For the second time ever, the House of Representatives has passed a bill that would make Washington, DC, the 51st state. The bill, HR 51, which would finally give the more than 700,000 DC residents full voting representation in Congress, passed in a straight party-line vote of 216–208.
Democrats’ latest move in Congress puts DC statehood closer to reality than it has ever been. Even after the bill passed in the last Congress, the Republican-controlled Senate ensured it didn’t get anywhere near the Senate floor, not even for a committee hearing. But with Democrats holding a slim majority in the Senate, DC statehood advocates are hopeful that the bill might at least get a fair hearing in the Senate this time around, even if moderate Democrats in the chamber stick with rules that would allow Republicans to filibuster it from becoming reality. Though most Democrats, including President Joe Biden and Vice President Kamala Harris, support statehood, overall support for it isn’t as enthusiastic, according to some of the latest polls.

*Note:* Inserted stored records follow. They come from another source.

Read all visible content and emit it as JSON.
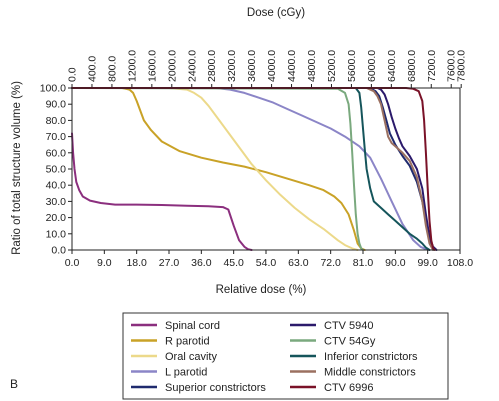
{
  "panel_label": "B",
  "chart_data": {
    "type": "line",
    "title": "",
    "xlabel": "Relative dose (%)",
    "ylabel": "Ratio of total structure volume (%)",
    "x2label": "Dose (cGy)",
    "xlim": [
      0,
      108
    ],
    "ylim": [
      0,
      100
    ],
    "grid": false,
    "legend_position": "bottom",
    "x_ticks": [
      0,
      9,
      18,
      27,
      36,
      45,
      54,
      63,
      72,
      81,
      90,
      99,
      108
    ],
    "x_tick_labels": [
      "0.0",
      "9.0",
      "18.0",
      "27.0",
      "36.0",
      "45.0",
      "54.0",
      "63.0",
      "72.0",
      "81.0",
      "90.0",
      "99.0",
      "108.0"
    ],
    "y_ticks": [
      0,
      10,
      20,
      30,
      40,
      50,
      60,
      70,
      80,
      90,
      100
    ],
    "y_tick_labels": [
      "0.0",
      "10.0",
      "20.0",
      "30.0",
      "40.0",
      "50.0",
      "60.0",
      "70.0",
      "80.0",
      "90.0",
      "100.0"
    ],
    "x2_ticks": [
      0,
      400,
      800,
      1200,
      1600,
      2000,
      2400,
      2800,
      3200,
      3600,
      4000,
      4400,
      4800,
      5200,
      5600,
      6000,
      6400,
      6800,
      7200,
      7600,
      7800
    ],
    "x2_tick_labels": [
      "0.0",
      "400.0",
      "800.0",
      "1200.0",
      "1600.0",
      "2000.0",
      "2400.0",
      "2800.0",
      "3200.0",
      "3600.0",
      "4000.0",
      "4400.0",
      "4800.0",
      "5200.0",
      "5600.0",
      "6000.0",
      "6400.0",
      "6800.0",
      "7200.0",
      "7600.0",
      "7800.0"
    ],
    "x2_scale_cgy_per_percent": 72,
    "series": [
      {
        "name": "Spinal cord",
        "color": "#8b2f7e",
        "x": [
          0,
          0.3,
          0.7,
          1.2,
          2,
          3,
          5,
          8,
          12,
          18,
          25,
          32,
          38,
          42,
          43.5,
          45,
          46.5,
          48,
          49,
          50
        ],
        "y": [
          72,
          60,
          50,
          42,
          37,
          33,
          30.5,
          29,
          28,
          28,
          27.8,
          27.3,
          27,
          26.5,
          25,
          15,
          6,
          2,
          0.5,
          0
        ]
      },
      {
        "name": "R parotid",
        "color": "#c9a227",
        "x": [
          0,
          14,
          16,
          17,
          18,
          20,
          22,
          25,
          30,
          36,
          42,
          48,
          54,
          60,
          66,
          70,
          73,
          75,
          77,
          78.5,
          79.5,
          80.5,
          81.5
        ],
        "y": [
          100,
          100,
          99,
          97,
          92,
          80,
          74,
          67,
          61,
          57,
          54,
          51.5,
          48,
          44,
          40,
          37,
          33,
          29,
          22,
          12,
          4,
          1,
          0
        ]
      },
      {
        "name": "Oral cavity",
        "color": "#ecd98a",
        "x": [
          0,
          27,
          32,
          34,
          36,
          38,
          41,
          44,
          47,
          50,
          54,
          58,
          62,
          66,
          70,
          74,
          76,
          78,
          79.5
        ],
        "y": [
          100,
          100,
          99,
          97,
          94,
          89,
          80,
          71,
          62,
          53,
          43,
          34,
          26,
          19,
          13,
          6,
          3,
          1,
          0
        ]
      },
      {
        "name": "L parotid",
        "color": "#8b85c7",
        "x": [
          0,
          40,
          44,
          48,
          52,
          56,
          60,
          64,
          68,
          72,
          76,
          80,
          83,
          86,
          89,
          92,
          95,
          97,
          98.5,
          99.5
        ],
        "y": [
          100,
          100,
          99,
          97,
          94,
          91,
          87,
          83,
          79,
          75,
          70,
          64,
          57,
          44,
          30,
          16,
          6,
          2,
          0.5,
          0
        ]
      },
      {
        "name": "Superior constrictors",
        "color": "#1f2a6e",
        "x": [
          0,
          83,
          84.5,
          85.5,
          86.5,
          87.5,
          88.5,
          90,
          92,
          94,
          96,
          97.5,
          98.5,
          99.5,
          100.5
        ],
        "y": [
          100,
          100,
          98,
          95,
          88,
          80,
          72,
          65,
          58,
          52,
          42,
          30,
          18,
          6,
          0
        ]
      },
      {
        "name": "CTV 5940",
        "color": "#2b1a6b",
        "x": [
          0,
          85,
          86,
          87,
          88,
          89,
          90,
          91,
          92,
          94,
          96,
          97.5,
          98.5,
          99.5,
          100.5,
          101.5
        ],
        "y": [
          100,
          100,
          99,
          96,
          90,
          82,
          75,
          69,
          64,
          58,
          50,
          38,
          22,
          8,
          2,
          0
        ]
      },
      {
        "name": "CTV 54Gy",
        "color": "#7aa97e",
        "x": [
          0,
          74,
          76,
          77,
          77.5,
          78,
          78.5,
          79,
          79.5,
          80,
          80.5,
          81
        ],
        "y": [
          100,
          99.5,
          97,
          90,
          78,
          60,
          40,
          22,
          10,
          4,
          1,
          0
        ]
      },
      {
        "name": "Inferior constrictors",
        "color": "#15555b",
        "x": [
          0,
          79,
          80,
          80.5,
          81,
          81.5,
          82,
          83,
          84,
          86,
          88,
          90,
          92,
          94,
          96,
          97.5,
          98.5,
          99.5
        ],
        "y": [
          100,
          100,
          97,
          88,
          75,
          62,
          50,
          38,
          30,
          26,
          22,
          18,
          14,
          10,
          7,
          4,
          1.5,
          0
        ]
      },
      {
        "name": "Middle constrictors",
        "color": "#9b7060",
        "x": [
          0,
          82,
          84,
          85,
          86,
          87,
          88,
          89,
          90,
          92,
          94,
          96,
          97.5,
          98.5,
          99.5,
          100.5
        ],
        "y": [
          100,
          100,
          98,
          95,
          90,
          80,
          70,
          66,
          64,
          60,
          55,
          45,
          30,
          15,
          4,
          0
        ]
      },
      {
        "name": "CTV 6996",
        "color": "#7a1228",
        "x": [
          0,
          93,
          95,
          96.5,
          97.5,
          98,
          98.5,
          99,
          99.5,
          100,
          100.5,
          101
        ],
        "y": [
          100,
          100,
          99.5,
          98,
          92,
          80,
          60,
          38,
          18,
          6,
          1,
          0
        ]
      }
    ],
    "legend_order": [
      0,
      5,
      1,
      6,
      2,
      7,
      3,
      8,
      4,
      9
    ]
  }
}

HR 51 was introduced at the beginning of the year by DC’s longtime nonvoting House member, Rep. Eleanor Holmes Norton, who has championed statehood for the entirety of her three decades in Congress. Since then, the bill has entertained vigorous debate in House committees. Statehood has long been a racial justice issue, as the district is a historically Black city and its federal designation has long disenfranchised hundreds of thousands of Black residents from having a vote in Congress. House Democrats have argued that HR 51 is a way to correct this disenfranchisement. But House Republicans have rebutted this argument, coming up with all kinds of different objections to statehood—sometimes wild and nonsensical—in an attempt to shy away from the fact that giving DC residents representation is, at its core, a voting rights issue. “Congress has both the moral obligation and the constitutional authority to pass H.R. 51.,” Norton said in her comments to the House before the full vote.
Now that DC statehood has overcome its first hurdle in the House, it’s heading to the Senate. While it’s more likely to come up for some level of discussion than the last time the House passed a similar measure, it’s unclear if it’ll make it to Senate floor this year for a vote, as Democrats are prioritizing plenty of other bills in the air at the moment, including Biden’s infrastructure plan. And the bill still needs to find support from some moderate Democrats in the Senate who’ve been coy about their support for DC statehood, including Sens. Joe Manchin (D-W.V.), Kyrsten Sinema (D-Ariz.), Mark Kelly (D-Ariz.), and Jeanne Shaheen (D-N.H.), if it has any chance of a floor vote.